Intanto, ripensando alla scena che si era svolta in quel breve passato, dovetti considerare con malinconia che nella vita c’è povertà di grandi manifestazioni - giacché, quell’addio, glielo avevo detto proprio come se fosse stato un addio di un giorno per l’altro. E ora a studiarmi questo miserabile addio tutt’al più ebdomadario, e pensando alle impossibili sfumature che in verità sarebbero d’obbligo a chi vive con civiltà, mi rincresceva.

Allora ricordando le innumerevoli scene sciupate del mio passato, con la nostalgia dei rimedi tardivi, stabilii dentro di me che le nostre parole e il nostro gesto non sono mai proporzionati alla gravità del sentimento, e restano indifferenti come se, non sgarrando dai ritmo comune delle cose scorse e mostrando di disinteressarsi di noi, ci volessero persuadere che non c’è ragione di credere a un mutamento.

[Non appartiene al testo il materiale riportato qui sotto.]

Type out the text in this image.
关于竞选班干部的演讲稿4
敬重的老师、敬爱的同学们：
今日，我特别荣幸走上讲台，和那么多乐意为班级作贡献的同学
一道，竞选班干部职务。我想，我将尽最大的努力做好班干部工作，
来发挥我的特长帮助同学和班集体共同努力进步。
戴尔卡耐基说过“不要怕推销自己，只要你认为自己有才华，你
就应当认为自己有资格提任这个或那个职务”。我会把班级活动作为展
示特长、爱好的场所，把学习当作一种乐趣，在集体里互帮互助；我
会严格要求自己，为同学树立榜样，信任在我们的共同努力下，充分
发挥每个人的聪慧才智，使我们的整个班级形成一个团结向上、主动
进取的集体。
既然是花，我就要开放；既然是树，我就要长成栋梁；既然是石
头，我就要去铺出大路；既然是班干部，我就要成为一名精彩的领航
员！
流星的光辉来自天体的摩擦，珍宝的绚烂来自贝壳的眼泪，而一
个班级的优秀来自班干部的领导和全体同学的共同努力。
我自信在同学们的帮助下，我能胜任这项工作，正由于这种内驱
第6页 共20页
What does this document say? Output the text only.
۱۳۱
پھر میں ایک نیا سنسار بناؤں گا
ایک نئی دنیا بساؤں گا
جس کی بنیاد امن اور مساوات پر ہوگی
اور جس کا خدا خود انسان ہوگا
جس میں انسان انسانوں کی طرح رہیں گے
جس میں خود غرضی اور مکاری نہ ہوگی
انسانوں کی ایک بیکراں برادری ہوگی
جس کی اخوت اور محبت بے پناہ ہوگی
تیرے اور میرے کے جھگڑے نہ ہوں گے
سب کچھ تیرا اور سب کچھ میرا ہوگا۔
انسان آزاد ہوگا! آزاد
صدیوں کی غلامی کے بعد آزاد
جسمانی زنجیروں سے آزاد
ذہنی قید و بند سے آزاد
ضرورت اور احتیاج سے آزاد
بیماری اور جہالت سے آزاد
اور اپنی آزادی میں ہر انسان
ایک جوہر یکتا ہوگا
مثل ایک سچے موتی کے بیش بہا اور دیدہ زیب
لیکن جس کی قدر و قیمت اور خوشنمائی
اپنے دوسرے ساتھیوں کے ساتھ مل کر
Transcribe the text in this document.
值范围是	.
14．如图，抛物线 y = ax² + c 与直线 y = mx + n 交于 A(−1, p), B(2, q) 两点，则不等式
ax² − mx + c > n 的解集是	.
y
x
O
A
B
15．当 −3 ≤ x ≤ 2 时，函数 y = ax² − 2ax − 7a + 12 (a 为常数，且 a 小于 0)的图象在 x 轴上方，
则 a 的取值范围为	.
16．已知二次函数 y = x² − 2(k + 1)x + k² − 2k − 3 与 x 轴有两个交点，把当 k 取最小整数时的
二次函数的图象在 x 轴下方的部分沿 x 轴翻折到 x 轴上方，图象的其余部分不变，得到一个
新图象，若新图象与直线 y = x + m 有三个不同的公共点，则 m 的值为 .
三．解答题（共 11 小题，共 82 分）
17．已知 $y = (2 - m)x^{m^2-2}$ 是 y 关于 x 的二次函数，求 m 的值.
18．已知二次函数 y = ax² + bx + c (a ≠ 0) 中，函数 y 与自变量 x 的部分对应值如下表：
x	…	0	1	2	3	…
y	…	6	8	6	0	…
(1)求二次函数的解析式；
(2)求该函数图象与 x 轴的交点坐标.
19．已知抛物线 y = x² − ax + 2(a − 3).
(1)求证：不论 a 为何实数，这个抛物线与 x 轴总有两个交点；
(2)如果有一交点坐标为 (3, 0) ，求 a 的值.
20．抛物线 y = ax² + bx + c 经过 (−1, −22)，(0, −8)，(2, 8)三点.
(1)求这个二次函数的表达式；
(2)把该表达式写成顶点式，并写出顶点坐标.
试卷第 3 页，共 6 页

Di questo resi responsabile la malignità della vita, perchè questa mancanza di proporzione tra il nostro pensiero e le nostre parole ci fa soffrire — tanto è vero, che, quando siamo disperati, vorremmo scatenarci d’intorno una tempesta e declamare, senza temere la meraviglia degli uomini, come il re Lear.

Ma allora mi resi conto del secondo elemento del teatro di Jean Jaques Bernard e di Géraldy: la espressione dei sentimenti drammatici in parole povere — in parole, come quelle che veramente avevo detto alla mia amata, salutandola. E non era forse il mio buonasera molto più tragico che una scena d’addio? Più tragico, anche perchè gli era unito quel rincrescimento intimo che ci dà un’espressione inadeguata.

Ma qui dovetti concedere che questa rinuncia era permessa soltanto ai forti; perchè a ogni autore vien fatto piuttosto di sfogare sulla scena, dove trova il consentimento dell’abitudine, le sue proprie pene, compresse, nella vita, ila quello stesso pubblico che le ammette a teatro.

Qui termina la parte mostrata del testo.